Theater review by Stuart Miller…
Before I tell you about “Whore’s Eye View,” Kaytlin Bailey’s insightful and funny one-woman show about the way society has treated sex workers throughout history, let me tell you about Bailey as a performer.
I saw the show’s first preview where it was announced that due to cuts and edits she might need to refer to her script (she didn’t); the stage manager was late and often a step behind Bailey when changing the slides screened on the wall behind her; the audience was vanishingly small (there were four of us, not counting her husband and director Katherine Wilkinson). Yet Bailey was fully present and polished, performing as if she were mid-run before a packed house. So this is both a performer and a show worthy of a much, much bigger audience. But given the short run, I’ll let Bailey’s play speak for itself more than I normally do in most reviews.


Billed as a “mad dash through 10,000 years of history from a sex worker’s perspective,” Bailey’s show touches on Isis, Gilgamesh, Adam and Eve and Lilith (Adam’s first wife); she explains that the word “whore” comes originally from words that meant “one who desires,” or “woman who knows;” whores were the physical embodiment of fertility goddesses until “we started to care, too much I think, about who the Dads are and who should inherit their stuff.”
Initially, there was still a respect for these women who “knew” in the patriarchy.
“If a man wanted to rule, then every year (I swear I am not making this up) then he had to make a priestess prostitute come super hard,” Bailey says. “We’ve had worse systems.”
But gradually women became subjugated and demonized, although in America, of course, racism also played a role in how women and sex were viewed. America’s laws were designed to protect white girls from “pimps, pornographers, abortionists, and the morally corrupting influence of jazz — but not from their husbands… Interracial marriage wasn’t legal until 1967, but marital rape wasn’t a crime until 1993. So if protecting women from sexual violence was the goal… that’s just not what we did.”

Bailey doesn’t mince words but while she hits her points hard, she doesn’t talk down to her audience and her humor and directness make the messages about the dangers posed by our misogynistic patriarchy and Puritanical attitudes toward sexuality feel powerful not preachy.

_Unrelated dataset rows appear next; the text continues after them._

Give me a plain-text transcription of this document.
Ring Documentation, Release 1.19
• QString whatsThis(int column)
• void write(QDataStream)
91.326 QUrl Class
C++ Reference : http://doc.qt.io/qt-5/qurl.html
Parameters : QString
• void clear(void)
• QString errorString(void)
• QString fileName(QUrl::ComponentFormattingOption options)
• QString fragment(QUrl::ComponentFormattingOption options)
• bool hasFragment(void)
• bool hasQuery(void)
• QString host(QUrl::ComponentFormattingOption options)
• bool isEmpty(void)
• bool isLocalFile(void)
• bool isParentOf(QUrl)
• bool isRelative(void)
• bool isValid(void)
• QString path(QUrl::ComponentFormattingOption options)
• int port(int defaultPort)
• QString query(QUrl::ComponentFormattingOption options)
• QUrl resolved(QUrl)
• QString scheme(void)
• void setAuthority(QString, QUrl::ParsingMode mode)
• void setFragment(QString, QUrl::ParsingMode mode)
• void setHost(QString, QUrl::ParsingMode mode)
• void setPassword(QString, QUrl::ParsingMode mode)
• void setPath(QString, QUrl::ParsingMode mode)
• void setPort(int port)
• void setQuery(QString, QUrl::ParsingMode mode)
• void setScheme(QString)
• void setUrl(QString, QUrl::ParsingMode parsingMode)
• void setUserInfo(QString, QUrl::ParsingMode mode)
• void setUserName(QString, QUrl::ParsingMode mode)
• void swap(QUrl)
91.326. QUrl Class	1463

And while history is the show’s foundation, Bailey’s personal stories form its heart. Her path into sex work came not from deprivation or trauma but from her own desires and curiosity. And she makes personal America’s off-kilter sense that violence is acceptable but sex is bad. (Think of the way we dole out PG and R ratings for our movies.) Much of that imbalance comes from contrasts between her and her father, who she notes “was a war hero, unless you’re Vietnamese in which case obviously it’s more complicated.”
Bailey explains the difference succinctly: “When my father was a young man he was angry, he grew up poor and he was like, “I want to kill people, I don’t want to go to jail, and I would like to make some money.” And we as a society were like, “Of course you do, just fill out these forms.” But when I, at the same age, was like, “I want to have sex, I also don’t want to go to jail, and money looks important.” It was all, “What is wrong with you?”
The military, which is “very good at giving smart ambitious men a place to succeed” provided her father many opportunities but also PTSD in the form of horrific nightmares. Her sex stories are not salacious or even detailed but they clearly had a less detrimental effect.
(That said, the show would benefit from her laying out what she enjoyed and what she disliked about the work itself.)
Bailey’s father relished the story of losing his virginity at 14 to a 27-year-old but society (and her dad) would disapprove of her losing her virginity at 15. “I remember believing that losing my virginity would be this transformative experience, like eating from the fruit of knowledge, or doing acid or something cool.”
It wasn’t that, but, Bailey adds, “I can’t help but wonder what it would be like to live in a society that cared a little bit more about my father’s innocence, and a little less about mine.”
While the show is ostensibly about sex workers, it’s ultimately about the way we treat all women.
“I have learned that people who say they hate whores hate women,” she says. “There is a slipperiness between whore and woman that is woven into our oldest stories and when places say that they’re cracking down on prostitution, they’re actually cracking down on public women.”
In a nation that’s witnessing an epic battle between a presidential candidate who is a woman and another who constantly demeans her and women in general, these ingrained attitudes are certainly worth remembering.
“Whore’s Eye View” is playing at Here Art Center through October 27th. It runs 70 minutes.